しかし目覚しい戦果とは直結しなかった。戦略爆撃が有効な攻撃手段として成功したのは、第二次大戦末期の事

だった。

 1942年にはヨーロッパの地上戦は終盤となり、次はドイツ本土の攻撃だ!となったときに登場したのが、

映画「メンフィス・ベル」でお馴染みのB-17である。余談だか「メンフィス・ベル」と言うのは、機長の恋人

についたニックネームなのだそうだ。結局この機長さん、彼女とは結ばれなかったとか・・・

 B-17 が担いでいたエンジンが9気筒のライト・サイクロンで、これに問題のインター・クーラー付き

ターボが装備されていた。公称出力1200馬力だが、過給の効果で高度1万メートルでも9割近く出たそうだ。
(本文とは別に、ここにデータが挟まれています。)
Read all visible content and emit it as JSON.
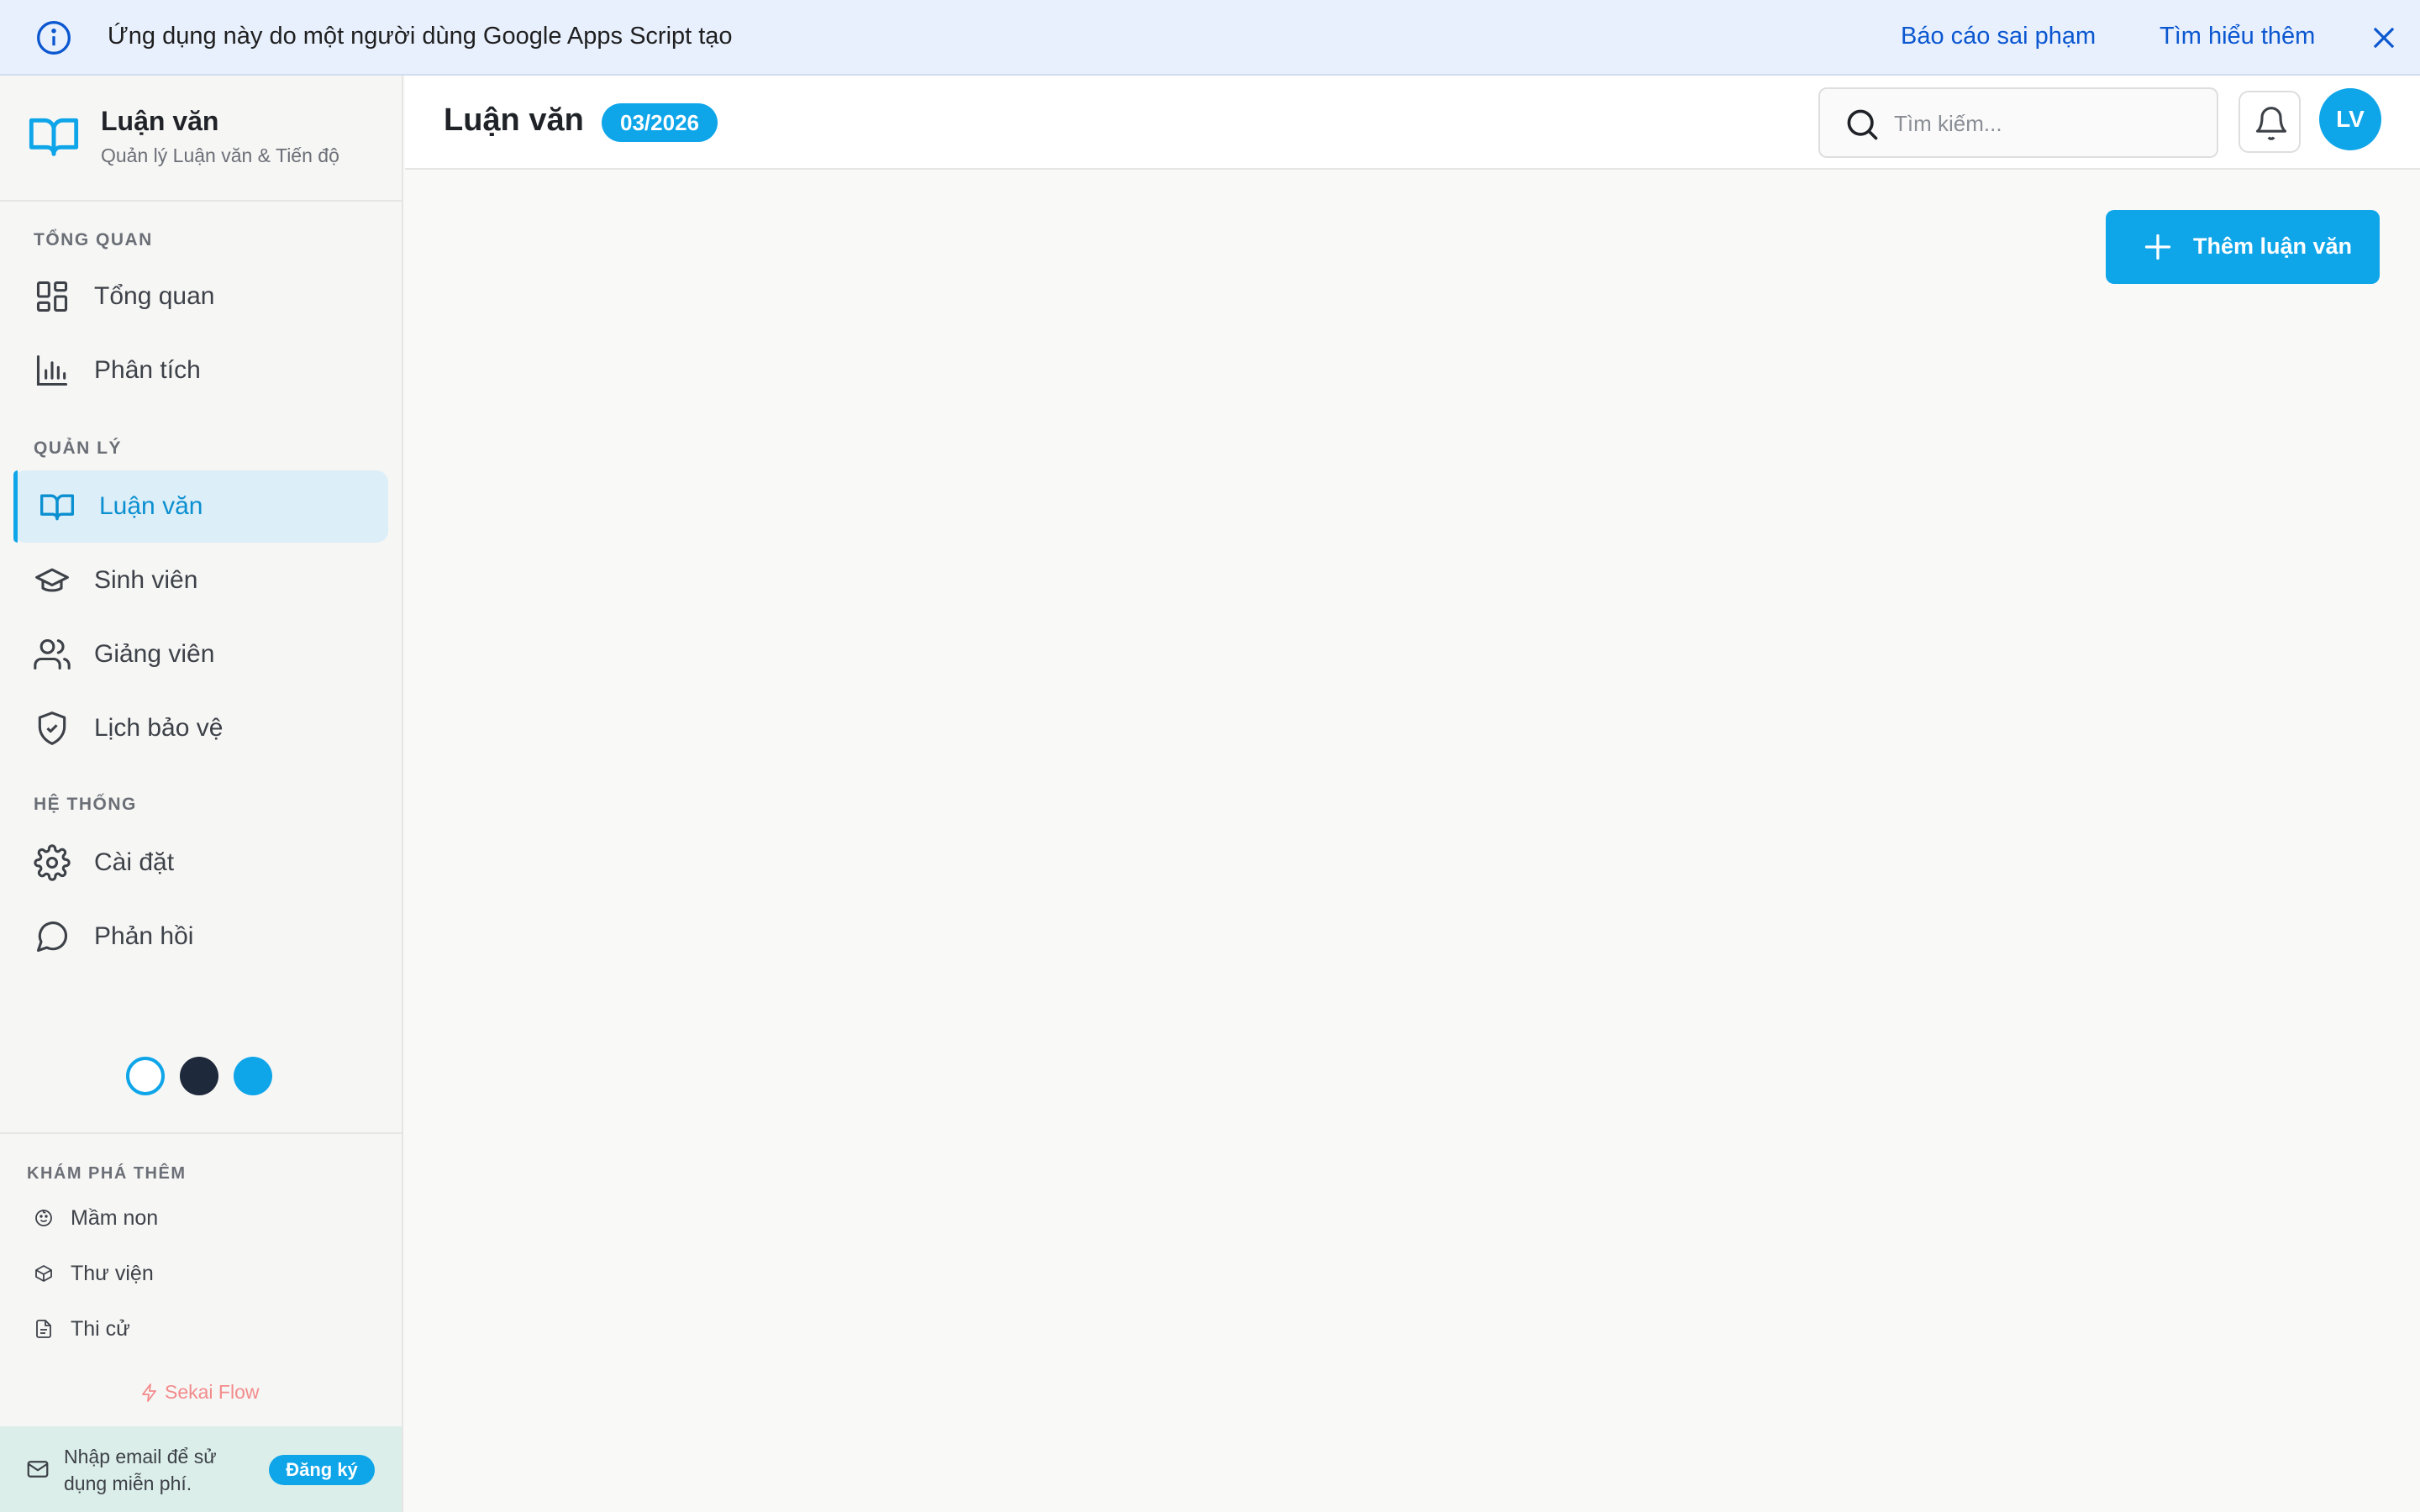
{
  "banner": {
    "message": "Ứng dụng này do một người dùng Google Apps Script tạo",
    "report_link": "Báo cáo sai phạm",
    "learn_more_link": "Tìm hiểu thêm",
    "info_icon": "info-icon",
    "close_icon": "close-icon"
  },
  "brand": {
    "title": "Luận văn",
    "subtitle": "Quản lý Luận văn & Tiến độ",
    "icon": "book-open-icon"
  },
  "sidebar": {
    "sections": [
      {
        "label": "TỔNG QUAN",
        "items": [
          {
            "label": "Tổng quan",
            "icon": "dashboard-icon"
          },
          {
            "label": "Phân tích",
            "icon": "bar-chart-icon"
          }
        ]
      },
      {
        "label": "QUẢN LÝ",
        "items": [
          {
            "label": "Luận văn",
            "icon": "book-open-icon",
            "active": true
          },
          {
            "label": "Sinh viên",
            "icon": "graduation-cap-icon"
          },
          {
            "label": "Giảng viên",
            "icon": "users-icon"
          },
          {
            "label": "Lịch bảo vệ",
            "icon": "shield-check-icon"
          }
        ]
      },
      {
        "label": "HỆ THỐNG",
        "items": [
          {
            "label": "Cài đặt",
            "icon": "gear-icon"
          },
          {
            "label": "Phản hồi",
            "icon": "chat-bubble-icon"
          }
        ]
      }
    ],
    "theme_options": [
      "light",
      "dark",
      "blue"
    ],
    "explore": {
      "label": "KHÁM PHÁ THÊM",
      "items": [
        {
          "label": "Mầm non",
          "icon": "baby-face-icon"
        },
        {
          "label": "Thư viện",
          "icon": "box-icon"
        },
        {
          "label": "Thi cử",
          "icon": "document-icon"
        }
      ]
    },
    "footer_brand": "Sekai Flow",
    "signup": {
      "text": "Nhập email để sử dụng miễn phí.",
      "button": "Đăng ký"
    }
  },
  "header": {
    "title": "Luận văn",
    "badge": "03/2026",
    "search_placeholder": "Tìm kiếm...",
    "search_value": "",
    "avatar_initials": "LV"
  },
  "main": {
    "add_button": "Thêm luận văn"
  },
  "colors": {
    "accent": "#0ea5e9",
    "banner_bg": "#e8f0fe",
    "link": "#0b57d0",
    "active_bg": "#dceef7",
    "signup_bg": "#dbeee9",
    "sekai": "#f38b8b"
  }
}
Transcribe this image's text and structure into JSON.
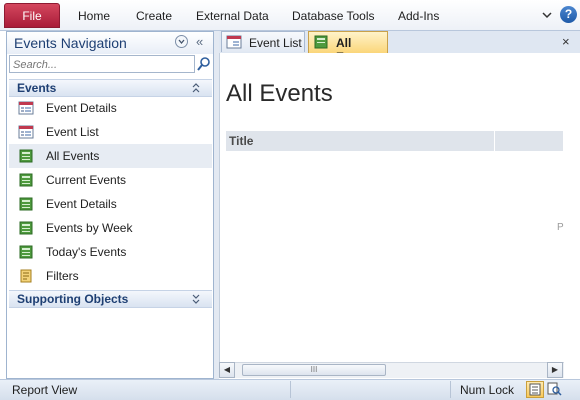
{
  "ribbon": {
    "file_label": "File",
    "tabs": [
      "Home",
      "Create",
      "External Data",
      "Database Tools",
      "Add-Ins"
    ],
    "help_label": "?"
  },
  "nav": {
    "title": "Events Navigation",
    "collapse_glyph": "«",
    "search_placeholder": "Search...",
    "groups": [
      {
        "label": "Events",
        "chevron": "⌃"
      },
      {
        "label": "Supporting Objects",
        "chevron": "⌄"
      }
    ],
    "items": [
      {
        "label": "Event Details",
        "icon": "form-icon"
      },
      {
        "label": "Event List",
        "icon": "form-icon"
      },
      {
        "label": "All Events",
        "icon": "report-icon",
        "selected": true
      },
      {
        "label": "Current Events",
        "icon": "report-icon"
      },
      {
        "label": "Event Details",
        "icon": "report-icon"
      },
      {
        "label": "Events by Week",
        "icon": "report-icon"
      },
      {
        "label": "Today's Events",
        "icon": "report-icon"
      },
      {
        "label": "Filters",
        "icon": "query-icon"
      }
    ]
  },
  "doc_tabs": [
    {
      "label": "Event List",
      "active": false
    },
    {
      "label": "All Events",
      "active": true
    }
  ],
  "doc_close": "×",
  "report": {
    "title": "All Events",
    "column_header": "Title",
    "edge_char": "P"
  },
  "scrollbar": {
    "thumb_grip": "III",
    "left_arrow": "◀",
    "right_arrow": "▶"
  },
  "status": {
    "view_label": "Report View",
    "num_lock": "Num Lock"
  },
  "colors": {
    "file_tab": "#a91c39",
    "active_tab": "#fbd67a",
    "nav_title": "#1e3f73",
    "group_header": "#d9e3f1"
  }
}
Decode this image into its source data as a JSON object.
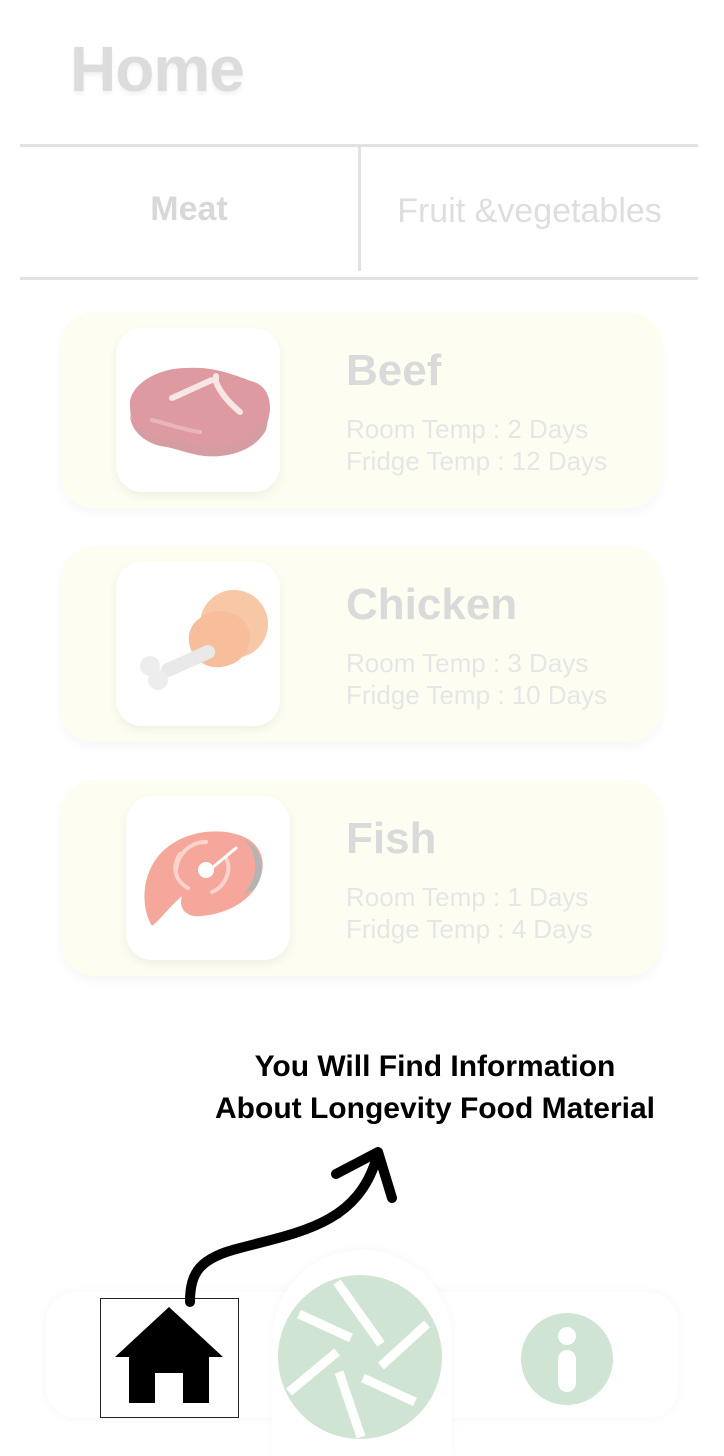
{
  "header": {
    "title": "Home"
  },
  "tabs": [
    {
      "label": "Meat"
    },
    {
      "label_line1": "Fruit &",
      "label_line2": "vegetables"
    }
  ],
  "foods": [
    {
      "name": "Beef",
      "room": "Room Temp : 2 Days",
      "fridge": "Fridge Temp : 12 Days",
      "icon": "steak-icon"
    },
    {
      "name": "Chicken",
      "room": "Room Temp : 3 Days",
      "fridge": "Fridge Temp : 10 Days",
      "icon": "drumstick-icon"
    },
    {
      "name": "Fish",
      "room": "Room Temp : 1 Days",
      "fridge": "Fridge Temp : 4 Days",
      "icon": "salmon-steak-icon"
    }
  ],
  "tutorial": {
    "line1": "You Will Find Information",
    "line2": "About Longevity Food Material"
  },
  "nav": {
    "home_icon": "home-icon",
    "camera_icon": "camera-shutter-icon",
    "info_icon": "info-icon",
    "accent_color": "#cfe4d3"
  }
}
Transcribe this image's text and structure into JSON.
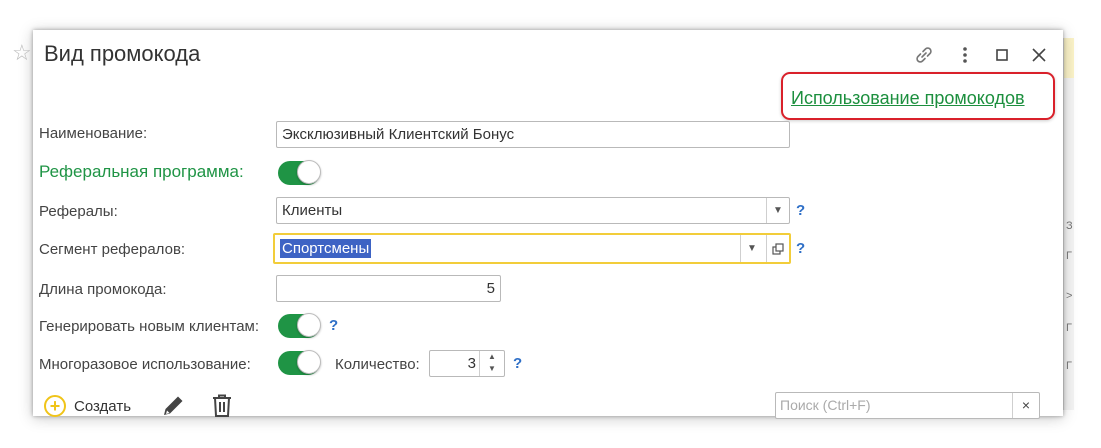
{
  "window": {
    "title": "Вид промокода",
    "star_icon": "☆"
  },
  "toolbar": {
    "link_icon": "link-icon",
    "more_icon": "more-vertical-icon",
    "maximize_icon": "maximize-icon",
    "close_icon": "close-icon"
  },
  "header_link": {
    "label": "Использование промокодов",
    "color": "#1c8f3e",
    "highlight_color": "#d9202a"
  },
  "form": {
    "name": {
      "label": "Наименование:",
      "value": "Эксклюзивный Клиентский Бонус"
    },
    "referral_program": {
      "label": "Реферальная программа:",
      "enabled": true
    },
    "referrals": {
      "label": "Рефералы:",
      "value": "Клиенты",
      "help": "?"
    },
    "referral_segment": {
      "label": "Сегмент рефералов:",
      "value": "Спортсмены",
      "help": "?"
    },
    "code_length": {
      "label": "Длина промокода:",
      "value": "5"
    },
    "generate_new_clients": {
      "label": "Генерировать новым клиентам:",
      "enabled": true,
      "help": "?"
    },
    "reusable": {
      "label": "Многоразовое использование:",
      "enabled": true
    },
    "quantity": {
      "label": "Количество:",
      "value": "3",
      "help": "?"
    }
  },
  "bottom_toolbar": {
    "create_label": "Создать",
    "search_placeholder": "Поиск (Ctrl+F)",
    "search_clear": "×"
  },
  "colors": {
    "accent_green": "#1f9445",
    "focus_yellow": "#f2cd3a",
    "selection_blue": "#3d63c4",
    "help_blue": "#2e6fc7"
  }
}
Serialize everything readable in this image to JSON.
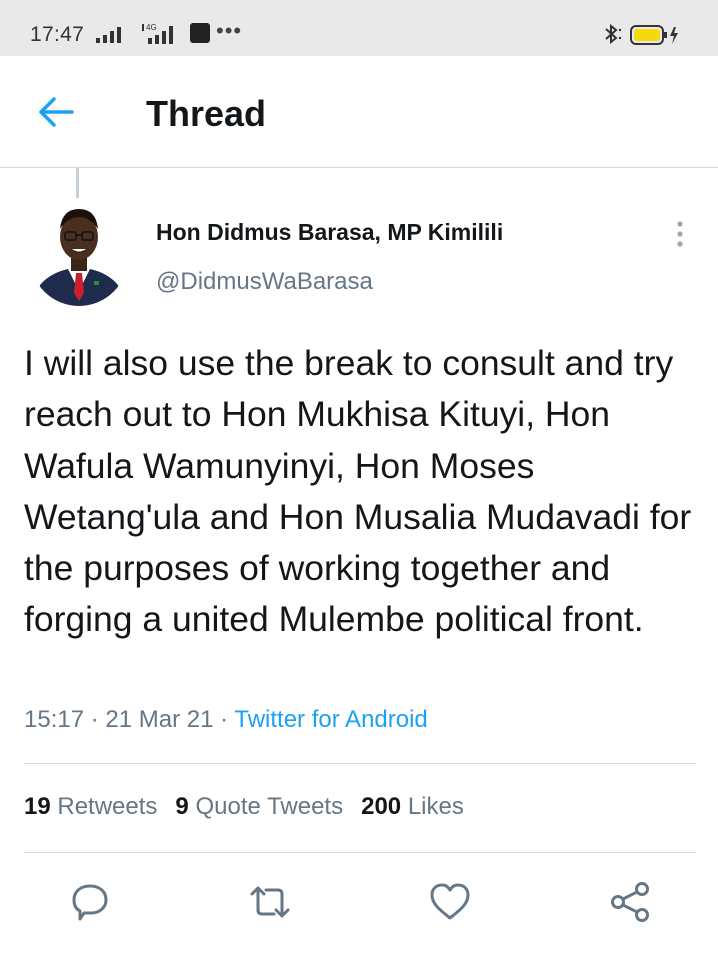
{
  "status_bar": {
    "time": "17:47",
    "network_label": "4G",
    "overflow": "•••",
    "battery_color": "#f5d90a"
  },
  "header": {
    "title": "Thread"
  },
  "tweet": {
    "author_name": "Hon Didmus Barasa, MP Kimilili",
    "author_handle": "@DidmusWaBarasa",
    "text": "I will also use the break to consult and try reach out to Hon Mukhisa Kituyi, Hon Wafula Wamunyinyi, Hon Moses Wetang'ula and Hon Musalia Mudavadi for the purposes of working together and forging a united Mulembe political front.",
    "time": "15:17",
    "date": "21 Mar 21",
    "separator": " · ",
    "source": "Twitter for Android",
    "stats": {
      "retweets_count": "19",
      "retweets_label": "Retweets",
      "quotes_count": "9",
      "quotes_label": "Quote Tweets",
      "likes_count": "200",
      "likes_label": "Likes"
    }
  },
  "colors": {
    "accent": "#1da1f2",
    "secondary_text": "#657786",
    "icon_gray": "#657786"
  },
  "icons": {
    "back": "arrow-left-icon",
    "more": "more-vertical-icon",
    "reply": "reply-bubble-icon",
    "retweet": "retweet-icon",
    "like": "heart-icon",
    "share": "share-icon"
  }
}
敵の本拠地に入っても高射砲の弾が届くわけで無ければ、敵機が出迎えるわけでもない。悠々と高い所を

飛んで、せっせと宅配サービスを営んだ。お陰で爆弾配送業が成り立った。

 

 ターボは言わば、アメリカの特権だった。この当時、排気系過給機を実用化した国は他にない。ターボは

現実に難産であった。

 吸引式のキャブレターの場合、ベンチュリー管の圧力が下がるために燃料が吸い出される。しかしターボが

回りだすと、ベンチュリー管の圧力が逆に上がるため、燃料が吸い出されなくなる。(スーパー・チャージャー

も同様の課題を抱えていたと思うが、それらしい記述がない。おそらくアイドリング時は濃い燃料のために

むせ返っていたはずである)

 そこで吸気圧や気温、もしくは湿度などを量って、それに対応する燃料を噴射することにした。今日の

EFIの走りである。但し、各気筒におけるインテーク・バルブの直前に噴射ノズルを置くではなく、従来の

キャブレターに組み込む形で噴射ノズルを設置した。この仕組みを開発したのがチャンドラー・グローブ社

だった。

 燃料噴射システムを含めて、ターボ付きエンジンを自動車に持ち込んだのは、アメリカのGM社である。